Прощай.
И он ушел, а я услышал голос, меня тихонько звавший, и оглянулся.
- Патриций, не тревожься за Корнелию, мы будем рядом с ней, и если надо, жизнь за нее положим.
Их было трое, скромные одежды, простые лица, видно, рыбаки или ремесленники.
- Кто вы такие, и зачем мне верить вам? Кто вам Корнелия моя?
- А разве ты не видел, что было в цирке? Она святая!
- Только храмы святы! Закон двенадцати таблиц и гений императора и Рима.

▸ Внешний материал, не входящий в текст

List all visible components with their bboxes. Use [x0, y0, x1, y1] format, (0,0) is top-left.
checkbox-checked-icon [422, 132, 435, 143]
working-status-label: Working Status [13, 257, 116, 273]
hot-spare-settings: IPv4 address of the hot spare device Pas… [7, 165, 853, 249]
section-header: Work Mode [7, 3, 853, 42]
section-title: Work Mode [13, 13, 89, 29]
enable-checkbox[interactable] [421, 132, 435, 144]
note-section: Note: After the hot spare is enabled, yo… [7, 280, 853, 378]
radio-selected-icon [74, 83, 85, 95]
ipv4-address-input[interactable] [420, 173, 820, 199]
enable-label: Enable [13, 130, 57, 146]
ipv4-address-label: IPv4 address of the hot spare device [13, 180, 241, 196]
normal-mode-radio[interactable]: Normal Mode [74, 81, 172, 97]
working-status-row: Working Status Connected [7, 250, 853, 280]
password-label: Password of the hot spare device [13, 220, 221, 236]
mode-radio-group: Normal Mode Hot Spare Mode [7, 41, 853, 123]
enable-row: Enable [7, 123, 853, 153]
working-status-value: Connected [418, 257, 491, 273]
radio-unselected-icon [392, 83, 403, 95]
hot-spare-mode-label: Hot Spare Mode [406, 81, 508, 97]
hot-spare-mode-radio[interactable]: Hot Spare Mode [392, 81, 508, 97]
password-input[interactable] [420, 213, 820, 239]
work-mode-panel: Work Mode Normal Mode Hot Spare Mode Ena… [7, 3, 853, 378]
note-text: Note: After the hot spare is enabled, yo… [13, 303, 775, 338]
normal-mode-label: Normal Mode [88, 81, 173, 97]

- Игнатий говорил, что ты упрям, но загляни в себя, тогда прозреешь: что наши души освящает изнутри.
- И что же?
- Милость к ближнему.
Они с поклонами ушли, а я остался. Я размышлял:
мой друг к самоубийству принужден,
любимая объявлена безумной или безумна, ей жалко стало старика, учившего быть кротким, и эта жалость к ближнему — безумие! а император в подлом любопытстве игры не прерывал!
а я
зван гостем быть на театральной свадьбе, где он играет роль невесты смазливого раба, а злые сплетники твердят, что будет и женой.
А эти люди — я знал о них немного — всех прощают и ждут какого-то судью!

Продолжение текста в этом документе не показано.